Non così Emanuele Trevi. L’io narrante del suo romanzo costruisce scenografie teatrali nelle quali si muovono personaggi che sono, in un’unica sostanza, il massimo della verità e il massimo della menzogna – personaggi eminentemente letterari – nel senso che sono concepiti come letterari già prima di entrare nel romanzo. Il dispositivo dell’autofiction a questo serve: l’io narrante ci mostra questi individui – Patten, Rossetti, Garboli, Metastasio – che sono personaggi noti, pubblici, persone di cui la gente sa qualcosa, ce li mostra attraverso la lente particolare di una sua ottica, li fa muovere sullo sfondo di uno scenario che può essere anche di cartapesta, che potendo anche essere di cartapesta ti dice: occhio! quello che vedi qui può essere la pura verità come la pura menzogna, che ne so, che ne sai, che può saperne chiunque, finché non ci si desta. Ma non c’è risveglio dalle apparenze di questo mondo, dunque destarsi equivale a morire.

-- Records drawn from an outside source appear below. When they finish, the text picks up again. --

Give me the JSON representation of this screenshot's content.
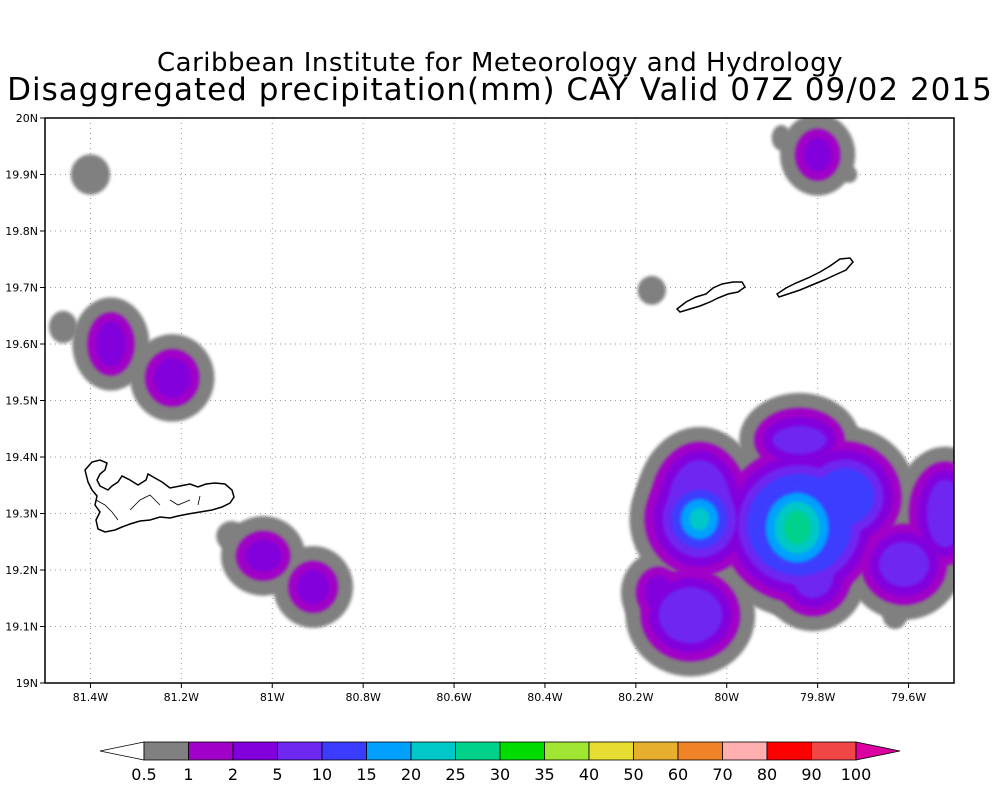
{
  "title": {
    "line1": "Caribbean Institute for Meteorology and Hydrology",
    "line2": "Disaggregated precipitation(mm) CAY Valid 07Z 09/02 2015"
  },
  "map": {
    "lon_range": [
      -81.5,
      -79.5
    ],
    "lat_range": [
      19.0,
      20.0
    ],
    "grid": true,
    "lon_ticks": [
      {
        "value": -81.4,
        "label": "81.4W"
      },
      {
        "value": -81.2,
        "label": "81.2W"
      },
      {
        "value": -81.0,
        "label": "81W"
      },
      {
        "value": -80.8,
        "label": "80.8W"
      },
      {
        "value": -80.6,
        "label": "80.6W"
      },
      {
        "value": -80.4,
        "label": "80.4W"
      },
      {
        "value": -80.2,
        "label": "80.2W"
      },
      {
        "value": -80.0,
        "label": "80W"
      },
      {
        "value": -79.8,
        "label": "79.8W"
      },
      {
        "value": -79.6,
        "label": "79.6W"
      }
    ],
    "lat_ticks": [
      {
        "value": 19.0,
        "label": "19N"
      },
      {
        "value": 19.1,
        "label": "19.1N"
      },
      {
        "value": 19.2,
        "label": "19.2N"
      },
      {
        "value": 19.3,
        "label": "19.3N"
      },
      {
        "value": 19.4,
        "label": "19.4N"
      },
      {
        "value": 19.5,
        "label": "19.5N"
      },
      {
        "value": 19.6,
        "label": "19.6N"
      },
      {
        "value": 19.7,
        "label": "19.7N"
      },
      {
        "value": 19.8,
        "label": "19.8N"
      },
      {
        "value": 19.9,
        "label": "19.9N"
      },
      {
        "value": 20.0,
        "label": "20N"
      }
    ]
  },
  "colorbar": {
    "labels": [
      "0.5",
      "1",
      "2",
      "5",
      "10",
      "15",
      "20",
      "25",
      "30",
      "35",
      "40",
      "50",
      "60",
      "70",
      "80",
      "90",
      "100"
    ],
    "colors": [
      "#ffffff",
      "#808080",
      "#a000c8",
      "#8200dc",
      "#6e28f0",
      "#3c3cff",
      "#00a0ff",
      "#00c8c8",
      "#00d28c",
      "#00dc00",
      "#a0e632",
      "#e6dc32",
      "#e6af2d",
      "#f08228",
      "#ffafaf",
      "#ff0000",
      "#f04646",
      "#dc00a0"
    ]
  },
  "islands_shown": [
    "Grand Cayman",
    "Little Cayman",
    "Cayman Brac"
  ],
  "precip_cells": [
    {
      "lon": -81.4,
      "lat": 19.9,
      "rx": 0.03,
      "ry": 0.025,
      "level": 0
    },
    {
      "lon": -81.46,
      "lat": 19.63,
      "rx": 0.018,
      "ry": 0.018,
      "level": 0
    },
    {
      "lon": -81.355,
      "lat": 19.6,
      "rx": 0.032,
      "ry": 0.04,
      "level": 2
    },
    {
      "lon": -81.22,
      "lat": 19.54,
      "rx": 0.04,
      "ry": 0.035,
      "level": 2
    },
    {
      "lon": -81.09,
      "lat": 19.26,
      "rx": 0.02,
      "ry": 0.016,
      "level": 0
    },
    {
      "lon": -81.02,
      "lat": 19.225,
      "rx": 0.04,
      "ry": 0.028,
      "level": 2
    },
    {
      "lon": -80.91,
      "lat": 19.17,
      "rx": 0.035,
      "ry": 0.03,
      "level": 2
    },
    {
      "lon": -80.165,
      "lat": 19.695,
      "rx": 0.018,
      "ry": 0.015,
      "level": 0
    },
    {
      "lon": -79.88,
      "lat": 19.965,
      "rx": 0.008,
      "ry": 0.012,
      "level": 0
    },
    {
      "lon": -79.8,
      "lat": 19.935,
      "rx": 0.03,
      "ry": 0.03,
      "level": 2
    },
    {
      "lon": -79.73,
      "lat": 19.9,
      "rx": 0.004,
      "ry": 0.004,
      "level": 0
    },
    {
      "lon": -80.08,
      "lat": 19.12,
      "rx": 0.07,
      "ry": 0.05,
      "level": 3
    },
    {
      "lon": -80.15,
      "lat": 19.16,
      "rx": 0.03,
      "ry": 0.03,
      "level": 2
    },
    {
      "lon": -80.06,
      "lat": 19.31,
      "rx": 0.07,
      "ry": 0.085,
      "level": 3
    },
    {
      "lon": -80.06,
      "lat": 19.29,
      "rx": 0.022,
      "ry": 0.02,
      "level": 6
    },
    {
      "lon": -79.84,
      "lat": 19.43,
      "rx": 0.06,
      "ry": 0.025,
      "level": 3
    },
    {
      "lon": -79.84,
      "lat": 19.28,
      "rx": 0.115,
      "ry": 0.09,
      "level": 4
    },
    {
      "lon": -79.845,
      "lat": 19.275,
      "rx": 0.03,
      "ry": 0.03,
      "level": 7
    },
    {
      "lon": -79.74,
      "lat": 19.33,
      "rx": 0.065,
      "ry": 0.05,
      "level": 4
    },
    {
      "lon": -79.81,
      "lat": 19.19,
      "rx": 0.045,
      "ry": 0.04,
      "level": 3
    },
    {
      "lon": -79.61,
      "lat": 19.21,
      "rx": 0.055,
      "ry": 0.04,
      "level": 3
    },
    {
      "lon": -79.52,
      "lat": 19.3,
      "rx": 0.04,
      "ry": 0.06,
      "level": 3
    },
    {
      "lon": -79.945,
      "lat": 19.19,
      "rx": 0.015,
      "ry": 0.01,
      "level": 0
    },
    {
      "lon": -79.63,
      "lat": 19.12,
      "rx": 0.014,
      "ry": 0.014,
      "level": 0
    },
    {
      "lon": -79.71,
      "lat": 19.425,
      "rx": 0.005,
      "ry": 0.005,
      "level": 0
    }
  ]
}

È Cesare Garboli che recita al narratore il sonetto di Metastasio, a tarda notte, nella piazza di Santa Maria della Pace. Garboli è in compagnia di Arturo Patten ed è proprio Arturo Patten a presentargli il narratore.
“Era tardi, e in quella piazzetta deserta così simile a una scena teatrale – una delle meraviglie barocche di Roma – quei due uomini alti, al chiaro di luna, sembravano proprio gli eroi di una commedia classica, intenti a scambiarsi qualche informazione decisiva, o a ordire un complotto, o a sfidarsi per amore. […] Ci siamo seduti a un tavolino del bar della Pace, per continuare a parlare in attesa del sonno, contemplando la piazzetta. Roma è una città scenografica, una fontana inesauribile di vedute vertiginose e di incantesimi prospettici. Ma non c’è nulla che evochi in maniera così perfetta il teatro come quello spazio che l’architetto – Pietro da Cortona – tirò fuori dal nulla come il mago di una favola araba. Prima di sederci al tavolino del bar, Garboli ci fece notare che anche i portoni degli edifici che fanno da corona alla facciata della chiesa erano stati costruiti con una strana inclinazione, come fanno gli scenografi con le quinte per favorire la visione frontale del pubblico. Costruire una scena teatrale in mezzo alla città equivaleva a un’ardita operazione filosofica, tanto più efficace quanto meno dichiarata. Significava suggerire a chiunque passasse di lì, preso dalle proprie faccende e dai propri desideri [favole e sogni, NdR], di essere parte di un intrigo, che attraverso una serie di complicazioni procedeva implacabile verso una catastrofe, uno scioglimento – per poi riformarsi da capo rinascendo dalle sue ceneri.”
Accennavo prima a certe analogie fra Emanuele Trevi e W.G. Sebald. Entrambi sono cercatori di tracce; entrambi al lavorio incessante dell’entropia e dell’impermanenza oppongono la testimonianza ostinata ed effimera del documento iconografico; entrambi costruiscono argini contro il dissolversi di ciò che è stato, lavorano contro l’inesorabile cadere delle cose nel non essere più. Compito bello e novecentesco, dal momento che il nuovo secolo – un secolo di giovani e per giovani – conosce soltanto il presente, e un futuro prossimo che non è in grado di scollare dal presente.
Ma mentre W.G. Sebald si serve della scrittura come di un mezzo disperato per richiamare alla vita ciò che fu vivente, la mia impressione è che a Trevi anche il vivente appaia già pre-imbalsamato negli aromi e negli unguenti della letteratura – che gli appaia come qualcosa che è già, nella sua essenza più intima e vera, sogno e favola.